Harry hésitait à parler à l'homme inconscient qui se tenait devant lui, il avait peur de paraître étrange. Les médecins lui avaient dit que c'était possible que le patient entende dans son sommeil et que par conséquent sentir une présence pourrait le motiver à se battre. Alors Harry voulait lui parler, il voulait l'aider et lui montrer que rien n'était perdu parce qu'il serait là pour lui désormais.

Harry n'était pas très bavard dans la vie courante, ou peut-être n'avait-il jamais eu l'occasion d'avoir une réelle discussion. Mais il savait qu'au fond de lui il adorait les mots, il écrivait, tout le temps, alors quand une phrase sortait de sa bouche, il ne savait généralement plus s'arrêter. Et alors, il récitait son monologue comme s'il avait travaillé ses mots des heures durant, chaque choix de vocabulaire étant d'une perfection totale.

Harry était un poète, il le savait, il était de ces romantiques à la philosophie bohème, et il aimait cette part de lui. Ça le rendait différent. Cependant, il avait toujours peur des autres, peur qu'ils pensent qu'il sur-joue, qu'il ne soit pas naturel ou tout simplement pas lui-même. Alors les premiers mots étaient toujours les plus durs, le premier pas, la première lettre, il était minutieux et tenait à ce que chaque son soit parfait, afin que son discours sonne comme la plus douce des mélodies.

Il appréhendait toujours de briser le silence, comme par respect. Lui qui baignait chacune de ses réflexions et recouvrait toutes ses émotions, il l'idolâtrait toujours, certainement trop. Alors il aimait le faire traîner dans le temps, au risque de ne jamais commencer. Mais du respect, il en devait également au jeune homme allongé devant lui, et c'est pourquoi il prit soudainement son courage et lui conta son récit :

« Ton corps était là, inerte dans mes bras.
Je le serrais fort, trop fort, j'étais tétanisé.
Je venais de revoir mon plus beau mirage.
Ton visage.

Ton corps était trempé, des fines gouttes d'eau perlaient le long de ta peau. Tu étais sublime.

Mais il y avait quelque chose qui me tuait peu à peu. Une angoisse de la réalité qui me frappait soudainement.

Tu ne bougeais pas.

Tu étais là, pour la première fois, dans mes bras, mais tu ne bougeais pas. Tes yeux étaient clos, le mystère de leur couleur me démangeait, j'aurais aimé les voir, tout comme j'aurais aimé que tu te réveilles à mon toucher, que je puisse entendre le son de ta voix, formé par ces lèvres si douces et si roses. Mais il fallait que ton corps soit froid, et immobile.
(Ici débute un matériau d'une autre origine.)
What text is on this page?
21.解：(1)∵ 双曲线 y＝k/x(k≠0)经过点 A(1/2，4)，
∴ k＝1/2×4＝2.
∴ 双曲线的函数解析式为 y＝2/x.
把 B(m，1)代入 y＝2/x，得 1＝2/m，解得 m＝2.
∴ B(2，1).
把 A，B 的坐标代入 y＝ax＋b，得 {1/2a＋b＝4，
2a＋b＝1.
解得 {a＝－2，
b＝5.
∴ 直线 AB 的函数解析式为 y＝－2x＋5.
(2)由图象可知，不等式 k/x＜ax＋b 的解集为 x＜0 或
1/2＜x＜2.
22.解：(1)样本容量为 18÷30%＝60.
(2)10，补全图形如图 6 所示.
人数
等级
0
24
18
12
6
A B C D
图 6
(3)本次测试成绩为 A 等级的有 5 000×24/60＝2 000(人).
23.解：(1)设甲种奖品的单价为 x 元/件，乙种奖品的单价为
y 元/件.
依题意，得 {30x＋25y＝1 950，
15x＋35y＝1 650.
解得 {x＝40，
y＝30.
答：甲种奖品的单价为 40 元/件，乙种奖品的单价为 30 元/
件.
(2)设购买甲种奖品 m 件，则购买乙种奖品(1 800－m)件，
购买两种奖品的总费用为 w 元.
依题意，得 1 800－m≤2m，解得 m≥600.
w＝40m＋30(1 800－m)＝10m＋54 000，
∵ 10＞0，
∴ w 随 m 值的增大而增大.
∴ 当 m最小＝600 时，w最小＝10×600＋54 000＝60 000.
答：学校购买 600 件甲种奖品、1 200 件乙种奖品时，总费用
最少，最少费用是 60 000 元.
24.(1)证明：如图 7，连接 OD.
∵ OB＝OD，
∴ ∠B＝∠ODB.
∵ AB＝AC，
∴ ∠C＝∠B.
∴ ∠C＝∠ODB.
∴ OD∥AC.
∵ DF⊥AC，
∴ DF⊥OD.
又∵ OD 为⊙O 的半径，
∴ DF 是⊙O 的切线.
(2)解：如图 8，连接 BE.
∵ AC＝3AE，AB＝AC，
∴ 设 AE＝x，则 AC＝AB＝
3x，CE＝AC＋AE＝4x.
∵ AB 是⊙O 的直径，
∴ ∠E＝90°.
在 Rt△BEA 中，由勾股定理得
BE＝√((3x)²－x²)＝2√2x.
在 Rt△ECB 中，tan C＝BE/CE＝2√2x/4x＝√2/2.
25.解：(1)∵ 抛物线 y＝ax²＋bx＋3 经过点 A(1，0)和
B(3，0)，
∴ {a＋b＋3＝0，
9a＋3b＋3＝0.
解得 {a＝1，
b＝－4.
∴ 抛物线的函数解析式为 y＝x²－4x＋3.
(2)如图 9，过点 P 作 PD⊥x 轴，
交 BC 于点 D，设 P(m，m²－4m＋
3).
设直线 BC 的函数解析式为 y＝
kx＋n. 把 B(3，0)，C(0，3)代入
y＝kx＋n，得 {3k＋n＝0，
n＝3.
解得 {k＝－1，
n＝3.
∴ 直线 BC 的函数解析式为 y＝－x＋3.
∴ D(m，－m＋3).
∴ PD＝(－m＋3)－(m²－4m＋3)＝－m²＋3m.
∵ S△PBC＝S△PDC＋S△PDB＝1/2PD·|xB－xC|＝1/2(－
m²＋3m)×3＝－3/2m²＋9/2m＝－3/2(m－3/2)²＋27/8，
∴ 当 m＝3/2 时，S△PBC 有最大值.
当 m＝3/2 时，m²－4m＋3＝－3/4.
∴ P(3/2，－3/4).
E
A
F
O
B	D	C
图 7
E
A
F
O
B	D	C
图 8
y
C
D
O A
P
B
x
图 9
Je t'ai ramené sur le sol, te posant avec délicatesse, par peur de te briser. Mais encore une fois mon cœur mourrait car tu ne bougeais pas. J'ai tout réalisé pour te sauver : massage cardiaque, bouche à bouche, encore et encore, je ne sais combien de fois j'ai répété l'action mais par contre je sais qu'il a fallu m'arracher de toi pour que je m'arrête.

Quelqu'un avait appelé l'ambulance, ils ont apporté les défibrillateurs et ils t'ont ranimé. Enfin, pas totalement. C'est là que tu as plongé dans un coma profond. Si prêt et si lointain à la fois. »

Harry regardait le sol, voyant encore toutes ses images qui défilaient devant ses yeux. Il n'avait pas compris pourquoi le temps s'était arrêté lorsqu'il avait posé les yeux sur cet inconnu. Et il ne comprenais encore moins pourquoi il l'avait suivi jusqu'ici. Pourquoi il avait décidé de s'attacher à un mort, au lieu d'un vivant.

« Je venais enfin de retrouver le visage de celui transcendait mon cœur d'émotions, et il fallait qu'il ne puisse pas ouvrir les yeux. » rajouta-t-il pour lui-même dans un soupir.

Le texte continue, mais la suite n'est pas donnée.